Manipulating Fitting Points:
The fitted points (solid circles) often contain outliers. These outliers can be removed by clicking on the given point, which will change the appearance to transparent with a black cross over it. An excluded point can be included again by clicking on it. You can also perform a median filtering by changing the Filter Width and the significance threshold Kappa and then clicking the Median Filter Points button.
The gray shaded regions mark the X-min and X-max limits defined in the right-hand panel. Points in these shaded regions are excluded in the polynomial fit along the dispersion axis. If several objects are defined you can toggle them visible/invisible by clicking on the given tick-mark in the List of Extraction Apertures.

When you are happy with the trace model (dashed lines) along the dispersion axis, you can verify the given profile in the 2D View. The given spectral trace will be over-plotted on the top panel (if toggled visible in the List of Apertures). The points shown in the 2D View can also be used to remove outlier points. This will deactivate all parameters (centroid and widths) of the given point (they can be re-activated under the tab Fitting Points).
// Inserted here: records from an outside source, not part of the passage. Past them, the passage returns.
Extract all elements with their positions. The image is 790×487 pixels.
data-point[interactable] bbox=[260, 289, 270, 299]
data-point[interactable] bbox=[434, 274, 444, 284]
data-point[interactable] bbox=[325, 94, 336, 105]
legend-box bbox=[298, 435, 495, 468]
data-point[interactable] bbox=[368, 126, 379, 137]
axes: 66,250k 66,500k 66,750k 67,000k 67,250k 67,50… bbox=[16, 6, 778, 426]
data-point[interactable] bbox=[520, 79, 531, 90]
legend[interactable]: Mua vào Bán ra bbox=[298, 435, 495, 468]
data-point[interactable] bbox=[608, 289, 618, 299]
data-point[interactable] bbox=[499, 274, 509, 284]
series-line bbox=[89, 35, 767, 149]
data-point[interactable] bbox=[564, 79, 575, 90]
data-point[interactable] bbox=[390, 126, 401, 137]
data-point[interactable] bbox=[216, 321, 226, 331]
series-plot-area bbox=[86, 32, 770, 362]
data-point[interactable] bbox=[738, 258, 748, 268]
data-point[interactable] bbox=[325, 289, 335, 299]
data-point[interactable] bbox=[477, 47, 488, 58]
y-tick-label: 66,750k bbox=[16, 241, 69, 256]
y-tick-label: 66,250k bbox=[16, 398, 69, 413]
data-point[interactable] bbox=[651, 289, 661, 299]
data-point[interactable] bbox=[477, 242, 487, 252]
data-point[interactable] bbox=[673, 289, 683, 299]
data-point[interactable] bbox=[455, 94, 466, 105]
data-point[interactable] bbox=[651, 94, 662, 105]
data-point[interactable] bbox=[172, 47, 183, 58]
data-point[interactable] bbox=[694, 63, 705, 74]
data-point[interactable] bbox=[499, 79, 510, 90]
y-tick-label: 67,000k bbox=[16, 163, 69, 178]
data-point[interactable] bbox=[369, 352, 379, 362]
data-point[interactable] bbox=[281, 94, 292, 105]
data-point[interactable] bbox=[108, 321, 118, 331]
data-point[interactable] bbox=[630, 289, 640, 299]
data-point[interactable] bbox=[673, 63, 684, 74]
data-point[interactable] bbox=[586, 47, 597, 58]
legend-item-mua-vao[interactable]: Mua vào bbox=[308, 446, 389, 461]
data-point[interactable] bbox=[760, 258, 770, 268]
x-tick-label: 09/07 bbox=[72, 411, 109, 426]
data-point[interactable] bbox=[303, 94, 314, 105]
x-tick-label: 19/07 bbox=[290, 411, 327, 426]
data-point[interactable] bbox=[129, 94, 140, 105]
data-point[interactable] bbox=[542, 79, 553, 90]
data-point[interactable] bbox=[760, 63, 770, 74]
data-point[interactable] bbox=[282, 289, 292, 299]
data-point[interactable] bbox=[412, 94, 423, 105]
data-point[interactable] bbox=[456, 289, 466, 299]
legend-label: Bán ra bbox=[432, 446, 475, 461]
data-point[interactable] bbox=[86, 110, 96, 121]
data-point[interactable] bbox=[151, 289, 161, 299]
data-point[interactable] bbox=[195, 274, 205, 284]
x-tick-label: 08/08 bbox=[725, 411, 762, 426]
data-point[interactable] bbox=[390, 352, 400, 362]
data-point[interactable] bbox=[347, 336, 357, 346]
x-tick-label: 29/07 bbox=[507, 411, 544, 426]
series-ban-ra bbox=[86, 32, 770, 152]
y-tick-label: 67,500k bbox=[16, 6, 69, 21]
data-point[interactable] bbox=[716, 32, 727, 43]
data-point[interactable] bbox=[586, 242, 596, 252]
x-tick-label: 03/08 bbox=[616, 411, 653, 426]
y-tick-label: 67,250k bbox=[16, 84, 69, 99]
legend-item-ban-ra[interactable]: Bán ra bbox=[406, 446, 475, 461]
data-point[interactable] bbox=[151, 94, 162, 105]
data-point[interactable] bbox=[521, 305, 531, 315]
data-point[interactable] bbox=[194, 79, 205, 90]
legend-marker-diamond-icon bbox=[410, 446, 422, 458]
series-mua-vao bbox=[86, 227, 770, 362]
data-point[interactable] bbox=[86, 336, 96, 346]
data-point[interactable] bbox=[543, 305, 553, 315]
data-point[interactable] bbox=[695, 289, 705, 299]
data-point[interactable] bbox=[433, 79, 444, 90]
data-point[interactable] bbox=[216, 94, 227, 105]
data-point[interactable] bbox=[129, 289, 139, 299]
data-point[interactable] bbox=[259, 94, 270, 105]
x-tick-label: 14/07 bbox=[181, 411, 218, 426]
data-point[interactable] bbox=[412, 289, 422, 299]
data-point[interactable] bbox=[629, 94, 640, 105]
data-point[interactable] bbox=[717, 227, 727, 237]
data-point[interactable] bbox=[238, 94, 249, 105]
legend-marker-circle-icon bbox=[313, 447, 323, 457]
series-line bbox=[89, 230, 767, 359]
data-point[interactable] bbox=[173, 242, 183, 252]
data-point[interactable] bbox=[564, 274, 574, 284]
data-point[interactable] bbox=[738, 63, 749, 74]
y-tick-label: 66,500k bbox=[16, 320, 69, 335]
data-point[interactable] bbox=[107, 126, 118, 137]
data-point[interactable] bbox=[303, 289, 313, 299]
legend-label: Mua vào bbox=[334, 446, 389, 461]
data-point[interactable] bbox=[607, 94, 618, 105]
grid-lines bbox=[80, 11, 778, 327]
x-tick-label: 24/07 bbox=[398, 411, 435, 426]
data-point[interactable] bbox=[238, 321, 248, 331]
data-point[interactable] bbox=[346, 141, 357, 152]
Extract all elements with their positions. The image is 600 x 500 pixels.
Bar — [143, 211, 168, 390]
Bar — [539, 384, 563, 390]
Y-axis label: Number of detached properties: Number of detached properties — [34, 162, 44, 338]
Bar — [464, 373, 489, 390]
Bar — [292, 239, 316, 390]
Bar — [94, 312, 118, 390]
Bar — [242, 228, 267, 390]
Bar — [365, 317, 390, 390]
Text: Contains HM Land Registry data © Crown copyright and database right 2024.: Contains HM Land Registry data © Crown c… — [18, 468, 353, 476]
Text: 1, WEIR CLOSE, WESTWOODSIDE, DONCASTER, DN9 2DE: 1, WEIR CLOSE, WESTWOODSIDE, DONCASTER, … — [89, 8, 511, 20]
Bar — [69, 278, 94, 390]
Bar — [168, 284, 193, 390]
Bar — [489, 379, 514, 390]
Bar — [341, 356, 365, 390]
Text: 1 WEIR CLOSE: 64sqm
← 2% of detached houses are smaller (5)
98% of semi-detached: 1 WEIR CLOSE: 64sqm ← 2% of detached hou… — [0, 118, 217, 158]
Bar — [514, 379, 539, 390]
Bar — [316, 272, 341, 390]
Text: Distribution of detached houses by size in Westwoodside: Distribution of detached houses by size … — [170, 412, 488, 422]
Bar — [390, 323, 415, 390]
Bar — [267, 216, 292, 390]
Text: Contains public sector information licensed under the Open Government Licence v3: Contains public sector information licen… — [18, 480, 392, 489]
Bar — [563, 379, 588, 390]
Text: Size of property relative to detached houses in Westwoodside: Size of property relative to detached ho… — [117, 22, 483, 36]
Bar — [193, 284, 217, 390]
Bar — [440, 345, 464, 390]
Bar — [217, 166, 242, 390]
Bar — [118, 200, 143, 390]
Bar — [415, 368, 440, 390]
Extracting the 1D Spectrum:
When the model of the spectral trace has been defined, you are ready to extract the given aperture by clicking the Extract 1D Spectrum button in the middle of the top row (cmd + E). The program will change to the 1D View tab where the extracted spectrum (or spectra, if several objects are defined) is shown. The units on the X-axis (dispersion) are pixels by default, if no wavelength solution has been applied. If a wavelength solution is present, the proper units will be shown. Similar for the flux on the Y-axis, the default units are counts unless other units are present in the header of the input FITS file. The FITS Header can be shown by going to the menu: 'View > Display Header'.

Saving the Output

When you have successfully extracted the 1D spectrum and verified that it looks as expected, you can save the 1D extraction by pressing the button Done on the top row. This will promt you to save the spectrum in various formats: FITS, FITS Table or ASCII (a short example of the format is shown). If several objects are defined, you can save them all as individual extensions of a FITS Table by pressing Save All.

You can also save the sky-subtracted 2D spectrum and the sky model by using the File menu.